Hadoop Performance Optimization is the Next Big Thing


The common theme that runs through every startup that I’ve started, or been a part of, is the need for “big data” analysis. “Big data” analysis is the area where off-the-shelf software tools breakdown, where statisticians, analysts and developers meet and where normal number-crunching turns into “supercrunching”.

At my last two startups, Compete and Lookery, this “big data” analysis has transcended its usual internal audience and become a fundamental part of, if not the entire product.

In the time before Lookery (B.L.) we needed to create our “big data” infrastructure from scratch. This usually took the form of large clusters of computers running proprietary, created from scratch, software. The most formal of these being the software we created at Compete which included the Compete Filesystem (CFS) and CompeteSQL (CSQL).

Today we have open-source software like Hadoop to provide the framework for our data analysis software at Lookery. The Hadoop project has grown fast with companies like Yahoo, Facebook, Last.FM, and The New York Times using it. There are even venture-backed startups focused solely on building services and products on top of the framework.

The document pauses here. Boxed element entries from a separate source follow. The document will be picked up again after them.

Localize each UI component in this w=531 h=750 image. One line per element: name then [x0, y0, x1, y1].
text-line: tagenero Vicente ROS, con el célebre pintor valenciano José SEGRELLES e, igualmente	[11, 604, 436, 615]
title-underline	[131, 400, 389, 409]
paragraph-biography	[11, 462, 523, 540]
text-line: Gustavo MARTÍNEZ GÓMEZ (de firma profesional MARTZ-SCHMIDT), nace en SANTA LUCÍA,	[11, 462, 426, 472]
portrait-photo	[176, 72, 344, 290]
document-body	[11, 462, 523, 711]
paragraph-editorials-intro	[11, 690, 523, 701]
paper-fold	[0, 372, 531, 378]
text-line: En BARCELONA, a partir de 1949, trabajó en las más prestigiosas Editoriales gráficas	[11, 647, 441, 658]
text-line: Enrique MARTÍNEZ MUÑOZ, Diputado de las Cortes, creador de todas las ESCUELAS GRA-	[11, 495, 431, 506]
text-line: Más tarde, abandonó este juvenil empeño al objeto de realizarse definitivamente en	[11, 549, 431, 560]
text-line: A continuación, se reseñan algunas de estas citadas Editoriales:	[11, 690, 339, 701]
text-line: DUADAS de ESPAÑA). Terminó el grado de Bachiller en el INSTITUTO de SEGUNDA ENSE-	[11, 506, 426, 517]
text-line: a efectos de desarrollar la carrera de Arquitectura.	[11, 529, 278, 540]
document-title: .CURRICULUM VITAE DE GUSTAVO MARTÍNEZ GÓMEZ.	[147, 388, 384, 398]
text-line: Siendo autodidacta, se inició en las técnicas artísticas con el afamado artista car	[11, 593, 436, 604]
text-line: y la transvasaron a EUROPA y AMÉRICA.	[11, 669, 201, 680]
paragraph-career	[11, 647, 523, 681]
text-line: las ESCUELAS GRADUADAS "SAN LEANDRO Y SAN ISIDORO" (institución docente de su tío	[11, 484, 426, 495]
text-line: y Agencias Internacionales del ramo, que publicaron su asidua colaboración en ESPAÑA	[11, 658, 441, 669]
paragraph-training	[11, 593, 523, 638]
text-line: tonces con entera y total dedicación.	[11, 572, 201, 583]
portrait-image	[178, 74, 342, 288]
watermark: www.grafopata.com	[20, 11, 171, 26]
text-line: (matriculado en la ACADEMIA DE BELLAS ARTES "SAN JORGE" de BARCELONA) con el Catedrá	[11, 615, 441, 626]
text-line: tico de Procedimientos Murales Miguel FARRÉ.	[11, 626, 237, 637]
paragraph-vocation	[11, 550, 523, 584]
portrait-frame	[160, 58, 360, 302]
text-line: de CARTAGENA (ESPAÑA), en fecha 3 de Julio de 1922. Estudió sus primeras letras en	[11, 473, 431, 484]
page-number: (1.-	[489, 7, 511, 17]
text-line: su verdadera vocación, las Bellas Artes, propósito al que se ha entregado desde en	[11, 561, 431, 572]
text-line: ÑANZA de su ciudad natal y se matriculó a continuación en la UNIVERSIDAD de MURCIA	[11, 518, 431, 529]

This weekend Elias Torres, our VP of Engineering at Lookery, released a project he calls Hadoop Timelines. Hadoop Timelines is a great example of what I’m calling “Hadoop Performance Optimization” (HPO).

While the barriers to use something like Hadoop have fundamentally dropped there are only a handful of experts that can make your Hadoop cluster perform well. What’s needed is a new suite of services and tools that can analyze your cluster and automatically optimize your performance. Hadoop Timelines, while rudimentary, is the beginning of an exciting new business niche, Hadoop Performance Optimization (HPO).

If you’re a Hadoop user please comment on how you’re optimizing your performance today.